Editorial

Defesa à biodiversidade

00:00 · 22.05.2018

Detentor de uma variedade colossal de ecossistemas e espécies animais e vegetais espalhados por seu território, o Brasil tem a importante missão de proteger a heterogeneidade da Natureza. Neste dia 22 de maio, é celebrado o Dia Internacional da Biodiversidade, data de valor simbólico expressivo para conscientizar as pessoas acerca da necessidade de preservar a multiplicidade de vida.

Para os cidadãos e autoridades brasileiros, não só neste dia, mas ininterruptamente, é necessário exaltar as abundantes riquezas naturais de que o País dispõe. Mas o reconhecimento de tamanha dádiva do Criador o submete às obrigações impostergáveis de conservar os diferentes ambientes e a pluralidade de vidas que os fazem pulsar.

O Brasil abriga mais de 103 mil espécies animais e 43 mil espécies vegetais, destacando-se como o País de maior biodiversidade de flora e fauna do mundo. Hospedam-se, nestas terras, 20% do total de espécies catalogadas, em biomas como Amazônia, Mata Atlântica, Caatinga, Cerrado, Pantanal e Zonas Costeiras.

Ao ser o cenário de uma exuberante vastidão natural, o Brasil tem desafios e responsabilidades singulares.
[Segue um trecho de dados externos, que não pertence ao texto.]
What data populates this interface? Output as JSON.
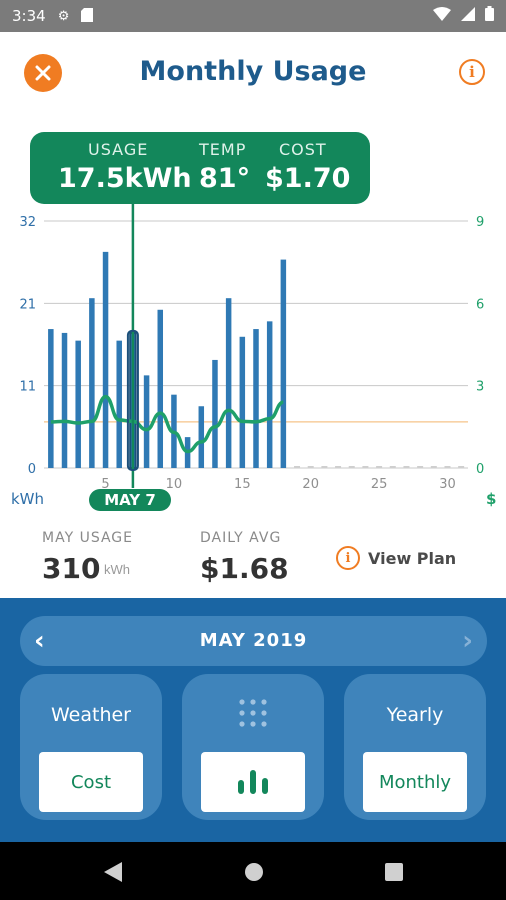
{
  "status_bar": {
    "time": "3:34"
  },
  "header": {
    "title": "Monthly Usage"
  },
  "tooltip": {
    "usage_label": "USAGE",
    "usage_value": "17.5kWh",
    "temp_label": "TEMP",
    "temp_value": "81°",
    "cost_label": "COST",
    "cost_value": "$1.70"
  },
  "selected_day_label": "MAY 7",
  "chart_data": {
    "type": "bar",
    "x": [
      1,
      2,
      3,
      4,
      5,
      6,
      7,
      8,
      9,
      10,
      11,
      12,
      13,
      14,
      15,
      16,
      17,
      18,
      19,
      20,
      21,
      22,
      23,
      24,
      25,
      26,
      27,
      28,
      29,
      30,
      31
    ],
    "series": [
      {
        "name": "kWh",
        "values": [
          18,
          17.5,
          16.5,
          22,
          28,
          16.5,
          17.5,
          12,
          20.5,
          9.5,
          4,
          8,
          14,
          22,
          17,
          18,
          19,
          27,
          0,
          0,
          0,
          0,
          0,
          0,
          0,
          0,
          0,
          0,
          0,
          0,
          0
        ]
      },
      {
        "name": "$",
        "values": [
          1.68,
          1.7,
          1.64,
          1.7,
          2.6,
          1.75,
          1.7,
          1.4,
          2.0,
          1.3,
          0.6,
          0.95,
          1.5,
          2.1,
          1.7,
          1.68,
          1.8,
          2.4
        ]
      }
    ],
    "y_left_ticks": [
      "32",
      "21",
      "11",
      "0"
    ],
    "y_right_ticks": [
      "9",
      "6",
      "3",
      "0"
    ],
    "x_ticks": [
      "5",
      "10",
      "15",
      "20",
      "25",
      "30"
    ],
    "xlim": [
      0.5,
      31.5
    ],
    "ylim_left": [
      0,
      32
    ],
    "ylim_right": [
      0,
      9
    ],
    "average_line_right": 1.68,
    "selected_index": 6,
    "ylabel_left": "kWh",
    "ylabel_right": "$",
    "colors": {
      "bars": "#2f79b4",
      "line": "#1fa06a",
      "average": "#f5c48a",
      "grid": "#c8c8c8",
      "left_axis": "#2f6fa8",
      "right_axis": "#1fa06a"
    }
  },
  "stats": {
    "usage_label": "MAY USAGE",
    "usage_value": "310",
    "usage_unit": "kWh",
    "avg_label": "DAILY AVG",
    "avg_value": "$1.68",
    "view_plan": "View Plan"
  },
  "month_nav": {
    "label": "MAY 2019"
  },
  "tiles": [
    {
      "title": "Weather",
      "button": "Cost"
    },
    {
      "title": "",
      "button": ""
    },
    {
      "title": "Yearly",
      "button": "Monthly"
    }
  ]
}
Administrar faixas territoriais tão extensas e proteger as espécies de ações humanas devastadoras apresentam-se como tarefas complexas. O governo federal vem expandindo as áreas de preservação e conservação, mas ainda há muito a ser feito. A intervenção destrutiva do ser humano é a principal preocupação, nos âmbitos nacional e internacional.
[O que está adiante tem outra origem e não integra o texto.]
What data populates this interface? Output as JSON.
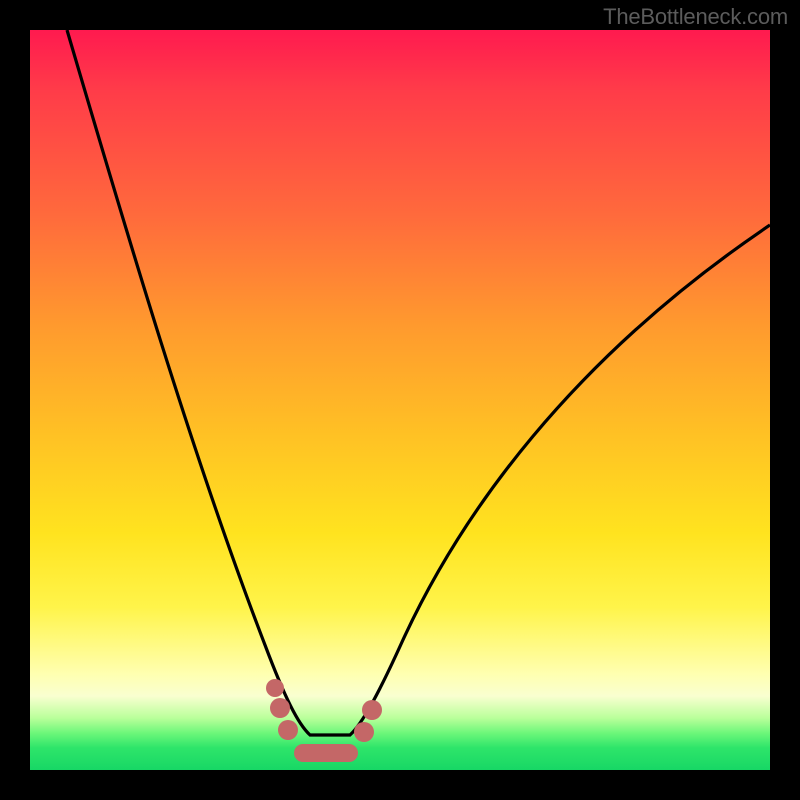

Pesquisa da Plataforma Intergovernamental sobre Biodiversidade e Serviços dos Ecossistemas (IPBES), divulgada em março, aponta que cientistas estão verificando extinções de espécies em ritmo muito mais acelerado do que o normal, em razão da clara interferência humana. No mundo, em torno de 40% dos anfíbios e mais de um quarto dos mamíferos estão em perigo de extinção. Nas Américas, diante das severas mudanças climáticas, estima o estudo, 40% da biodiversidade original do continente devem desaparecer até o ano de 2050.

Recentemente, a morte do último rinoceronte branco macho, no Quênia, provocou enorme repercussão no meio científico. O fim dessa icônica espécie, uma das mais majestosas do reino animal, tem ligação direta com a caça exploratória. E, como ela, existem milhares de outras espécies que estão sumindo por conta da desenfreada intromissão humana no seu habitat, mas de forma muito mais silenciosa.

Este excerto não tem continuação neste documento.